Training Every Muscle Group Every Day?

So, I have something that I want to try, and was wondering if you have tried this yourself, or know someone who has. Because neuro adaptations take place through movement practice, and because my goal is size and strength, I thought about a new program that I will try and report on. The idea is to work every muscle group with 1 set of 12-15 reps to failure every day. The weight used is a typical warm-up weight, so it’s just that 1 set and done. Each day would be a different exercise. The thing that would seem to dampen the goal is low volume. 7 sets per week does seem low to me. So, to make up for this, once per week will have 2 opposing muscle groups taken to 8-10 sets. Each group would have its own day for this, such as Monday for thighs, Tuesday for chest and back, etc… So, please give me some feedback if possible, and thank you.

What stack you gonna be running

I have not done it “directlu” in that I never tried it the way you want to: one exercise per muscle group. But I did two things that can help me comment:

  1. I competed in olympic lifting for 6 years, the olympics do involve the whole body and my workouts were, in a sense, whole body workouts because I used one upper body strength lift per session (normally push press or military press). Along with squatting pretty much every day and doing clean or snatch (or both) daily. And I recovered. Most olympic lifters train that way… maybe not 6-7x a week but a good 4 or 5 x a week.

  2. When I want to correct a weakness rapidly, I train it every day. And I do see faster growth.

And I personally believe that a higher training frequency is better for hypertorphy in the natural trainee provided that you reach the training threshold that will force adaptation. When you train a muscle often, yoiu must reduce volume accordingly. So you need to increase the intensity to reach the threshold at which you force adaptation and simply doing one set of 12-15 reps might not be enough (that’s why in my "Best Damn…"series I use intensity techniques).

If you want to experiment, go for it.

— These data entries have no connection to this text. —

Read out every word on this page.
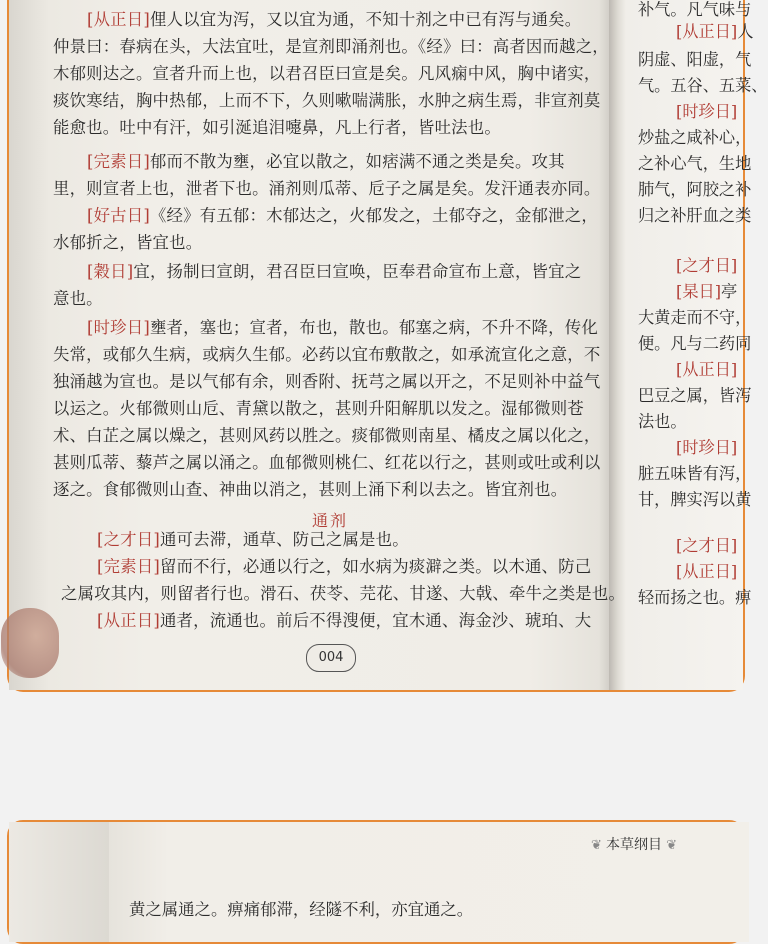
[从正日]俚人以宜为泻，又以宜为通，不知十剂之中已有泻与通矣。
仲景曰：春病在头，大法宜吐，是宣剂即涌剂也。《经》曰：高者因而越之，
木郁则达之。宣者升而上也，以君召臣曰宣是矣。凡风痫中风，胸中诸实，
痰饮寒结，胸中热郁，上而不下，久则嗽喘满胀，水肿之病生焉，非宣剂莫
能愈也。吐中有汗，如引涎追泪嚏鼻，凡上行者，皆吐法也。
[完素日]郁而不散为壅，必宜以散之，如痞满不通之类是矣。攻其
里，则宣者上也，泄者下也。涌剂则瓜蒂、卮子之属是矣。发汗通表亦同。
[好古日]《经》有五郁：木郁达之，火郁发之，土郁夺之，金郁泄之，
水郁折之，皆宜也。
[穀日]宜，扬制曰宣朗，君召臣曰宣唤，臣奉君命宣布上意，皆宜之
意也。
[时珍日]壅者，塞也；宣者，布也，散也。郁塞之病，不升不降，传化
失常，或郁久生病，或病久生郁。必药以宜布敷散之，如承流宣化之意，不
独涌越为宣也。是以气郁有余，则香附、抚芎之属以开之，不足则补中益气
以运之。火郁微则山卮、青黛以散之，甚则升阳解肌以发之。湿郁微则苍
术、白芷之属以燥之，甚则风药以胜之。痰郁微则南星、橘皮之属以化之，
甚则瓜蒂、藜芦之属以涌之。血郁微则桃仁、红花以行之，甚则或吐或利以
逐之。食郁微则山查、神曲以消之，甚则上涌下利以去之。皆宜剂也。
[之才日]通可去滞，通草、防己之属是也。
[完素日]留而不行，必通以行之，如水病为痰澼之类。以木通、防己
之属攻其内，则留者行也。滑石、茯苓、芫花、甘遂、大戟、牵牛之类是也。
[从正日]通者，流通也。前后不得溲便，宜木通、海金沙、琥珀、大
通剂
004
补气。凡气味与
[从正日]人
阴虚、阳虚，气
气。五谷、五菜、
[时珍日]
炒盐之咸补心，
之补心气，生地
肺气，阿胶之补
归之补肝血之类
[之才日]
[杲日]亭
大黄走而不守，
便。凡与二药同
[从正日]
巴豆之属，皆泻
法也。
[时珍日]
脏五味皆有泻，
甘，脾实泻以黄
[之才日]
[从正日]
轻而扬之也。痹
❦ 本草纲目 ❦
黄之属通之。痹痛郁滞，经隧不利，亦宜通之。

I personally would not 'like" training like you described and it would kill my motivation and focus. But if you can do it, let us know how it worked.

I have gone with a HFT approach for a while now and have doubts whether such low volume would be optimal, and also whether training to true failure so often would result in neural fatigue. For the former, you want a program that equates to your normal weekly volume. For the latter, HIT stalwarts like Arthur Jones would not advocate training to failure so frequently. It sounds like you have a foot in both camps. If it works, do report back.

Oh yes, I do have a foot in both camps. I’ve bought into failure training so much, I feel dampened by it. When I was making the most gains, I was doing 8 sets for 1 exercise for each muscle group every other day. I trained with my 10 rep max for every set.